Dalam pelaksanaannya selama ini, Pemprov DKI bekerja sama dengan kepolisian melakukan razia kendaraan bermotor untuk mengecek kadar emisinya. Jika tak lulus uji emisi, kendaraan tersebut ditilang.
Kendaraan roda 2 yang ditilang dikenakan denda sebesar Rp250 ribu, sedangkan kendaraan roda 4 sebesar Rp500 ribu. Hal itu merujuk pada tilang kendaraan yang melanggar lalu lintas seperti dalam Pasal 285 Ayat 1 serta Pasal 276 Undang-Undang No 22 Tahun 2009 tentang Lalu Lintas serta Angkutan Jalan (LLAJ).

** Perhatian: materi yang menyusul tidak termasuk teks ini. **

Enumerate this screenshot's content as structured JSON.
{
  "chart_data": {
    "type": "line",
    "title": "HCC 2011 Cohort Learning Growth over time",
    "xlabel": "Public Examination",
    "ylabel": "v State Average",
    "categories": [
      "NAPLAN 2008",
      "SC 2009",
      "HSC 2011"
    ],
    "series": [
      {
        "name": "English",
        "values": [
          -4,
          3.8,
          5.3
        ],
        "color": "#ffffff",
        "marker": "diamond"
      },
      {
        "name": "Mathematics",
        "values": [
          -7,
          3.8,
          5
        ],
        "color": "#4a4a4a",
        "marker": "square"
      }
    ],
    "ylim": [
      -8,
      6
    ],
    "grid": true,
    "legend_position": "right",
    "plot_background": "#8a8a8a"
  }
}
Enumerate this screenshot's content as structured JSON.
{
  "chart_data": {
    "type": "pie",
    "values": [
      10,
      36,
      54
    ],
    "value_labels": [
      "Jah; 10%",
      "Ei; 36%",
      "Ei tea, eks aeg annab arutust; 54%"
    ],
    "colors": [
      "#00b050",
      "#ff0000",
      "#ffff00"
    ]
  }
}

Namun, masih banyak kendaraan yang belum mematuhi uji emisi hingga kini. Menurut Pramono, uji emisi tak efektif karena belum ada tindakan tegas seperti larangan penggunaan mobil dan motor yang tak lolos uji emisi.

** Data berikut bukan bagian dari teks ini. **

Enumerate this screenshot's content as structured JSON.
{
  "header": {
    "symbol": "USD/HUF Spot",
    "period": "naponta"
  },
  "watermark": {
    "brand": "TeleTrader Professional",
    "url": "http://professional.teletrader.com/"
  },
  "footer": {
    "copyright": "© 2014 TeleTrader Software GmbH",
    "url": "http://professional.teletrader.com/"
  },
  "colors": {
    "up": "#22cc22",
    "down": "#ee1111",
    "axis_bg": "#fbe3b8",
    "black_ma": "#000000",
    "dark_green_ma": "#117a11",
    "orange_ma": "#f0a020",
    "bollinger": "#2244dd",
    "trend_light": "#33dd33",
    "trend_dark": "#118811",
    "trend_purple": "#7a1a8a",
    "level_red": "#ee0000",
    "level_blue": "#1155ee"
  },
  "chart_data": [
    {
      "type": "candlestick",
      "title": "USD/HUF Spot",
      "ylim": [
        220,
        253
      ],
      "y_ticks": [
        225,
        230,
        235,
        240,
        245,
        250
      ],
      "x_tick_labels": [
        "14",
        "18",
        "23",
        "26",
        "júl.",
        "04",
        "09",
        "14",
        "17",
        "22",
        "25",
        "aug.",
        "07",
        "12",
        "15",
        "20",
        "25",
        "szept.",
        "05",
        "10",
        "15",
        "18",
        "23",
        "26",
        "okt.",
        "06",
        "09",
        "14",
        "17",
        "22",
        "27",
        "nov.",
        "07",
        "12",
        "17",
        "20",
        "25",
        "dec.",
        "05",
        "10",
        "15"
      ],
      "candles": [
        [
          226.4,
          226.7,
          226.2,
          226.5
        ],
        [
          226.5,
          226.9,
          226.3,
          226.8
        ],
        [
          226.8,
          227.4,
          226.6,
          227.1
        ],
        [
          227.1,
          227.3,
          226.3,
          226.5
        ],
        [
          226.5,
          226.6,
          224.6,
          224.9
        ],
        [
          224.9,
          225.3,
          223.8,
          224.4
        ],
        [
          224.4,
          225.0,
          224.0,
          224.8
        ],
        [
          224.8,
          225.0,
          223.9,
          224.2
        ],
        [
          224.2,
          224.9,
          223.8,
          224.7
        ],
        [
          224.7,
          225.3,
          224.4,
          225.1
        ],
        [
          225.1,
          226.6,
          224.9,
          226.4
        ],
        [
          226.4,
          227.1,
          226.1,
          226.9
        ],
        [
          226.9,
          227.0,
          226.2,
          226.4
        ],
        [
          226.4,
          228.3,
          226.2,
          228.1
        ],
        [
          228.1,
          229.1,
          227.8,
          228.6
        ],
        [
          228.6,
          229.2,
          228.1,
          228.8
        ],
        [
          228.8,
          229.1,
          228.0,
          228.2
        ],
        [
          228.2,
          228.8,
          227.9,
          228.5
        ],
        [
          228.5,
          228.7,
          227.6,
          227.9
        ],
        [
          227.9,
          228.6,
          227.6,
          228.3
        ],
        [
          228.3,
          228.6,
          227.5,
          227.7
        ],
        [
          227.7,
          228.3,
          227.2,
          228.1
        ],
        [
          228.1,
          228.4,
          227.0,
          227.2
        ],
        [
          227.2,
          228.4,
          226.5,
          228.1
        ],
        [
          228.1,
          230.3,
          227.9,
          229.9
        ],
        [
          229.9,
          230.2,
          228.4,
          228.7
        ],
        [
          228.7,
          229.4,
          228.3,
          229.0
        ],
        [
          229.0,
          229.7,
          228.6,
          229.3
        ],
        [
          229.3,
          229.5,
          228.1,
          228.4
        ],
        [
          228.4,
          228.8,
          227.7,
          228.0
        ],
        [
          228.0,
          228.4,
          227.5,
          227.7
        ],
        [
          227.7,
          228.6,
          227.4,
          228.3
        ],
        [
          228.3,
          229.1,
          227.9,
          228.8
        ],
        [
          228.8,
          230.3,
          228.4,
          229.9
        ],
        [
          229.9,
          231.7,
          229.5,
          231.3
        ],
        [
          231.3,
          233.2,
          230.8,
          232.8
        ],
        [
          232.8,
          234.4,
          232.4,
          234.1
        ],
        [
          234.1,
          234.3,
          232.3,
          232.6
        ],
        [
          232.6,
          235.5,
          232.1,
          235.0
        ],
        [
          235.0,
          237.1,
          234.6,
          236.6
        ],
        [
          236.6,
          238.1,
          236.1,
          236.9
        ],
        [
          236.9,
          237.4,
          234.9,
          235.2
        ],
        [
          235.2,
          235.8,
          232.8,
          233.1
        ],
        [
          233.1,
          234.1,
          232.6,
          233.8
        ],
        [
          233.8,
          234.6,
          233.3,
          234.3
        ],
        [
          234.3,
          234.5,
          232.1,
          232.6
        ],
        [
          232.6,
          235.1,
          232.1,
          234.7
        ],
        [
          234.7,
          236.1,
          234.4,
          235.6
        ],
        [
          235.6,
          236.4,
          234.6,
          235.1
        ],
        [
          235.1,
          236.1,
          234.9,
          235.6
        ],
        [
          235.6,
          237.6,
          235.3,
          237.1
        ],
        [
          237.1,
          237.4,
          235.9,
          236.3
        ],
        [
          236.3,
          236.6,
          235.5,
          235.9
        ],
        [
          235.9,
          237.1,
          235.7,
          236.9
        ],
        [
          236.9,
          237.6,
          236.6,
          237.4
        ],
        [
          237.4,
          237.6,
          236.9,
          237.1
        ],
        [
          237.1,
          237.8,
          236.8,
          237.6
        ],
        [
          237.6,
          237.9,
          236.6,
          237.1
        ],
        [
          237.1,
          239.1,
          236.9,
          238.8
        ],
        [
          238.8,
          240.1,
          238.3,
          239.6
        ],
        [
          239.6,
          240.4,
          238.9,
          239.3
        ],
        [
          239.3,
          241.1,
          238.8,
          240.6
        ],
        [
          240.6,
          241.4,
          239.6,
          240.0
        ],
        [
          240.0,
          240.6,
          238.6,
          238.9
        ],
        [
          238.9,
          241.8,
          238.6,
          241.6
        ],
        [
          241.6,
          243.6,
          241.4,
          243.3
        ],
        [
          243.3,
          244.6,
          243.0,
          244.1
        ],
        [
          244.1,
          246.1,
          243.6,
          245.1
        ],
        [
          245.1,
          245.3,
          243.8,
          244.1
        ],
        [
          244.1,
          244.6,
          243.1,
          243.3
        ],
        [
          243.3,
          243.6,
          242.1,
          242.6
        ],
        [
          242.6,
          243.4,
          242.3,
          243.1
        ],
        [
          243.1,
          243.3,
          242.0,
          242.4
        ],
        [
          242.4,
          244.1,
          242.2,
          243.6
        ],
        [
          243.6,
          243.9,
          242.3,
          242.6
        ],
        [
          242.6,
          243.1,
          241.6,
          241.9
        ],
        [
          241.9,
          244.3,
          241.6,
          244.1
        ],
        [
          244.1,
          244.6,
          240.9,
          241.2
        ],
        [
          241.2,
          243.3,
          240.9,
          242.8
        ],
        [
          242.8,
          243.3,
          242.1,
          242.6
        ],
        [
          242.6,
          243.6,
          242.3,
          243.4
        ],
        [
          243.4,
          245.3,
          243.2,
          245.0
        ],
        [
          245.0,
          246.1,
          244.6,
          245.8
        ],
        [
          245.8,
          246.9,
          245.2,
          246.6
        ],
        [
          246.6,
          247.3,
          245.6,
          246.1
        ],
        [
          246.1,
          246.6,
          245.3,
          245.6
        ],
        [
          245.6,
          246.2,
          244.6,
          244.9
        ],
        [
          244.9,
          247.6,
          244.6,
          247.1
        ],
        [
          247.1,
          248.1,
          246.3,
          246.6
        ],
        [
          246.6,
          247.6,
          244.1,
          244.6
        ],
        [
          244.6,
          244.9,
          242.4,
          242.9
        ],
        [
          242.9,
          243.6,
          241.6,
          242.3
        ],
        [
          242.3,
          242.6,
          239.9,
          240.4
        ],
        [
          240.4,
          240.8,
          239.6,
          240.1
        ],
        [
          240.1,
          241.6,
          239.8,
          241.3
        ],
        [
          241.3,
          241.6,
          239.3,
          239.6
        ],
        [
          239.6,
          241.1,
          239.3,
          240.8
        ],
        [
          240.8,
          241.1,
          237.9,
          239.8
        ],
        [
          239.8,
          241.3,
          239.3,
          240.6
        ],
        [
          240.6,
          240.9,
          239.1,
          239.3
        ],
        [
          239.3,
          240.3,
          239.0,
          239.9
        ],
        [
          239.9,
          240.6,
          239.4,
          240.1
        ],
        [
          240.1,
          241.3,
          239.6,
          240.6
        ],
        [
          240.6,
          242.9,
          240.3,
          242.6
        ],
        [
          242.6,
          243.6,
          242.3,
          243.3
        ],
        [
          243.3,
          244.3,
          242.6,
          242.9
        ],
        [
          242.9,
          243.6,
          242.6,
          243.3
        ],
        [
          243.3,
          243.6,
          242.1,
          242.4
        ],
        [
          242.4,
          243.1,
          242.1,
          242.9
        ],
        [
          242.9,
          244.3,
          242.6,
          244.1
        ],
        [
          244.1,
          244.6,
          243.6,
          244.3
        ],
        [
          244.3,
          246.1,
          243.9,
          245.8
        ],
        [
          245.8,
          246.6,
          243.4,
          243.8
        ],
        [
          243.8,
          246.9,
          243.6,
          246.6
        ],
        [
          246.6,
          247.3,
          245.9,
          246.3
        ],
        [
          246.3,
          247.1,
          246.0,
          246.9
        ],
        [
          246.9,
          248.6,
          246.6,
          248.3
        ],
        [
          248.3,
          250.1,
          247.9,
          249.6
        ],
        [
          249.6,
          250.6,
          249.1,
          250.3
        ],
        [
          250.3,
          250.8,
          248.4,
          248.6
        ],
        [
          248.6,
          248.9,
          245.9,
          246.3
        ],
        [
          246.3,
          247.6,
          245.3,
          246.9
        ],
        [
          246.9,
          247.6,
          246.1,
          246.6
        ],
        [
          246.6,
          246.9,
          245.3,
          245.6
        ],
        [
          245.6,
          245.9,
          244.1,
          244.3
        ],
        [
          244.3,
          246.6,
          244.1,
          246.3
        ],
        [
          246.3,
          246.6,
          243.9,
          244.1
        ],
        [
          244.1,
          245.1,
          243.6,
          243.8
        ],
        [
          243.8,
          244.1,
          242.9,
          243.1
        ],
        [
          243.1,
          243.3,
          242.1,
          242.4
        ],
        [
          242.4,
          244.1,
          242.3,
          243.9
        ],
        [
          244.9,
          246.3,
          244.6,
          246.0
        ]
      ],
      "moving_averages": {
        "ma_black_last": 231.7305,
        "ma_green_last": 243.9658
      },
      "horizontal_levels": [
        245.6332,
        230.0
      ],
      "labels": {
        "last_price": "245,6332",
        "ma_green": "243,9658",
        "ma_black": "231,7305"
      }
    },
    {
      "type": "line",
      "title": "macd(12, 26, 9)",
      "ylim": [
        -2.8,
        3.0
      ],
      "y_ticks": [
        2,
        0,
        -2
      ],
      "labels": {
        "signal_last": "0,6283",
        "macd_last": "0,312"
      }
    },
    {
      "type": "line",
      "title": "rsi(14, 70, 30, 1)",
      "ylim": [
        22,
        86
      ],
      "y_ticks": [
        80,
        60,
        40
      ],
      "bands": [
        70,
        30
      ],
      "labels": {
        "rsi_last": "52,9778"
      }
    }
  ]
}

"Jadi selama ini pengecekan kan tidak mempunyai protokol struktur yang baku, sehingga harus dibakukan dan betul-betul seperti negara-negara di mana pun kalau memang enggak lolos emisi, ya jangan boleh jalan kendaraannya. Kalau itu untuk Jakarta, nanti saya akan kontrol," jelas Pramono.
Selain gas buang kendaraan bermotor, Pramono menilai sumber polusi di Jakarta juga disebabkan oleh asap pabrik pembangkit listrik tenaga uap (PLTU) di Jabodetabek dan tempat penyimpanan atau stockpile batubara seperti di kawasan Marunda.

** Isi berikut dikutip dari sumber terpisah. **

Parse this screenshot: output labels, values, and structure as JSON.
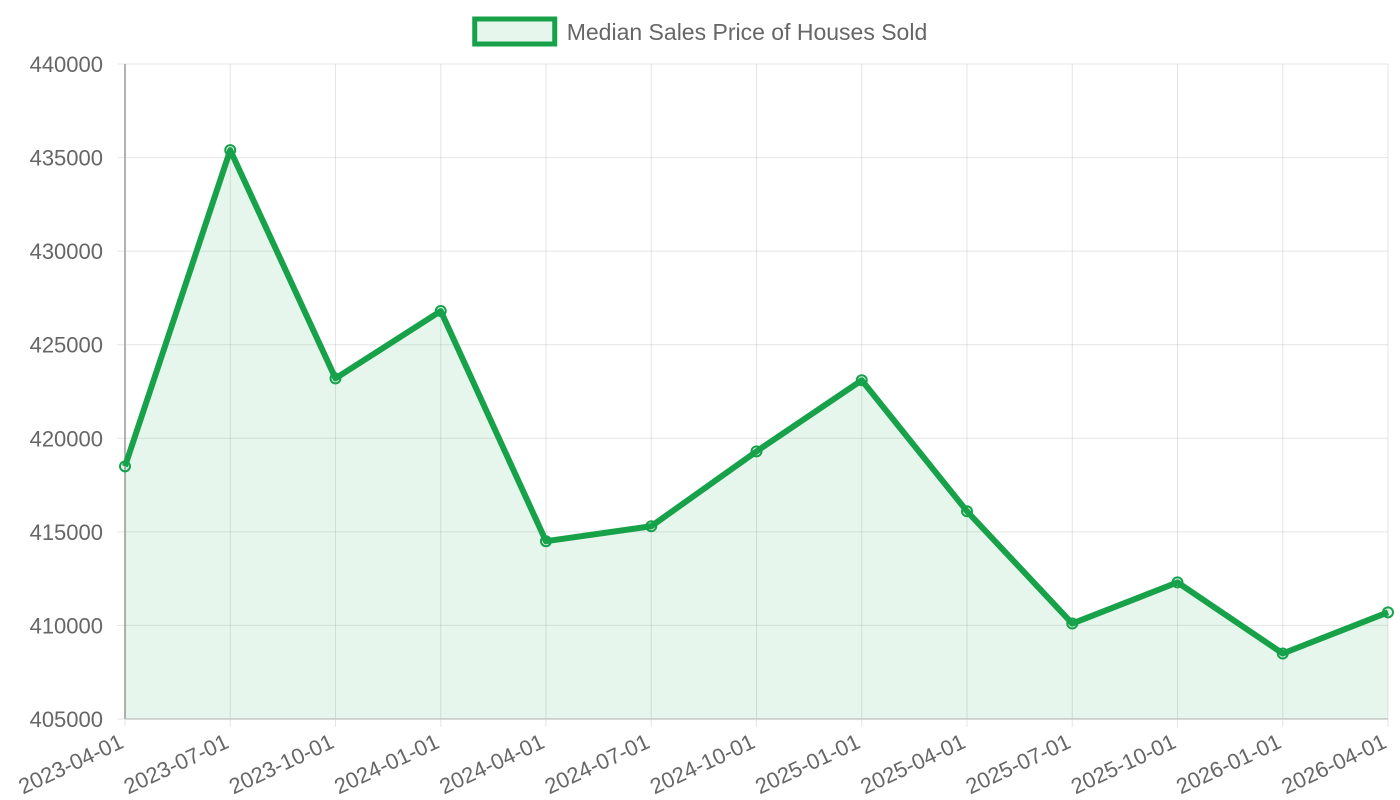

Jika memenangkan Pilkada Jakarta, Pramono berjanji akan mendorong pengetatan operasional pabrik pembangkig listrik bersama pemerintah pusat.
"Ada 16 PLTU di sekitar Jakarta ini, selama ini meeka pakai batu bara. Harusnya diubah, sudah enggak boleh lagi pakai batu bara. Pakai gas, pakai pembangkit listrik tenaga surya, atau sampah. Kalau itu dilakukan, pasti tekanan polusinya akan turun," urainya.